This has been puzzling me for the last several days!
We have an application where we’re running into a divide-by-zero. That application is purposely built to raise exceptions in such cases, with a call to the _controlfp_s function to change the masks on floating point exceptions.
Now, when running into a divide-by-zero on pretty much all of our machines, Visual Studio 2005 debugger breaks at the proper location within our source files. However, on 1 machine, the break location is all over the place and appears to be irrelevant to the actual cause of the break. So as a test, I built a simple C win32 program with just the following lines of code:
int main(int argc, char *argv[])
{
float temp1, temp2, temp3;
unsigned int control;
_controlfp_s(&control, (_EM_UNDERFLOW + _EM_INEXACT, _MCW_EM);
temp1=1.0;
temp2=0.0;
temp3=temp1/temp2;
return 0;
}
On all those “good” machines, the code does break at temp3. However, on the bad machine, the code breaks at:
C:\Program Files (x86)\Microsoft Visual Studio 8\VC\crt\src\tidtable.c
function:
__set_flsgetvalue()
Looking at the registers as I step through the assembly code, everything looks fine until I hit the “fstp” instruction… then all the registers seem to be messed up (vs looking as expected on a good machine). When comparing the stack on the good vs bad, I also see stack entries on the bad machine, which I don’t see on the good one…

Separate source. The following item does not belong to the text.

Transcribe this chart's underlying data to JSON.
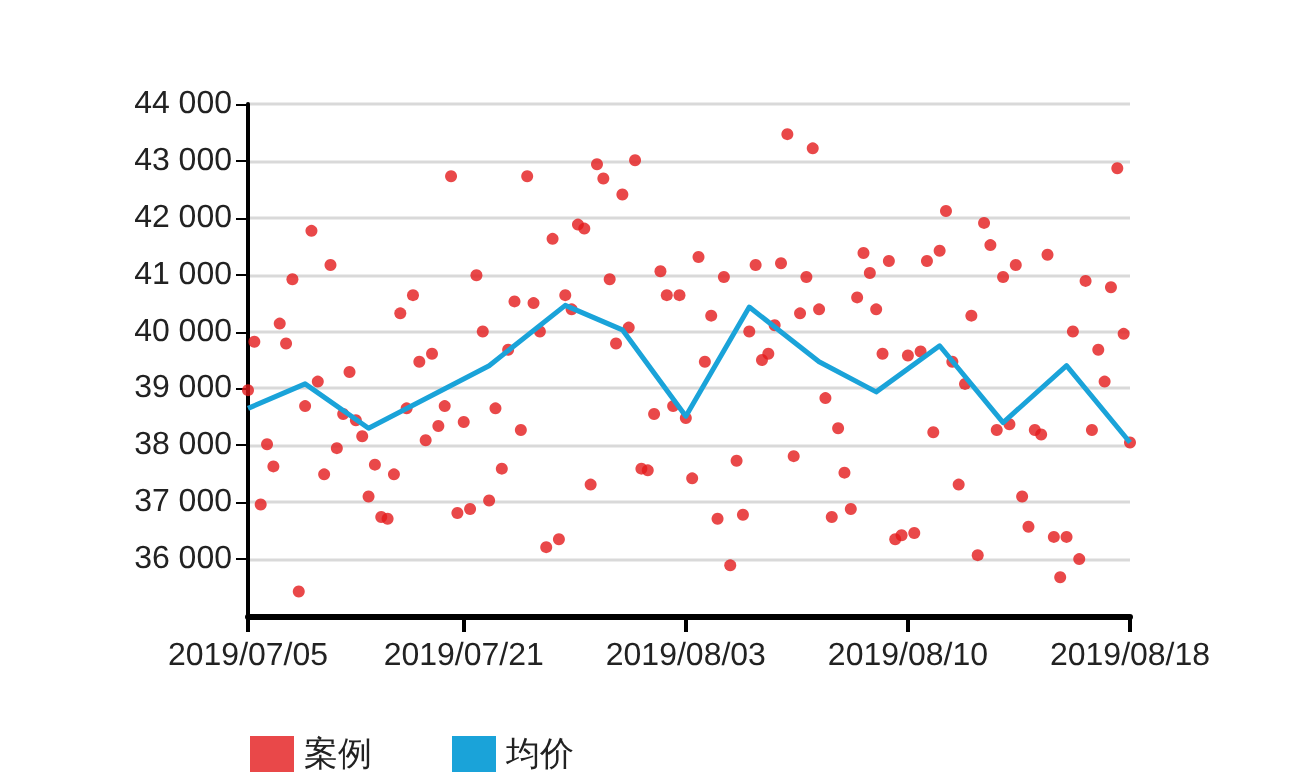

I’m skipping quite a few details here in an attempt to keep this first pass short… but I’ll add up more if someone is so kind as to try to help.
Notes:
OS Win7 x64, running all the latest VS2005 Service Packs. Compared to a similar (working) machine running same software and service packs. Getting same weird behavior when running on VS2010.
Thanks in advance.
Wow!
After showing this post to a friend… he found an intel document showing very similar symptoms about some of their cpu’s… I then found the exact document that applied to our specific CPU (intel i5-2500) here:
http://www.intel.com/content/dam/www/public/us/en/documents/specification-updates/2nd-gen-core-deskt…
See errata BJ1
This pretty much exactly describes what I’m running into! I never (seriously) thought it would be an issue at THAT level!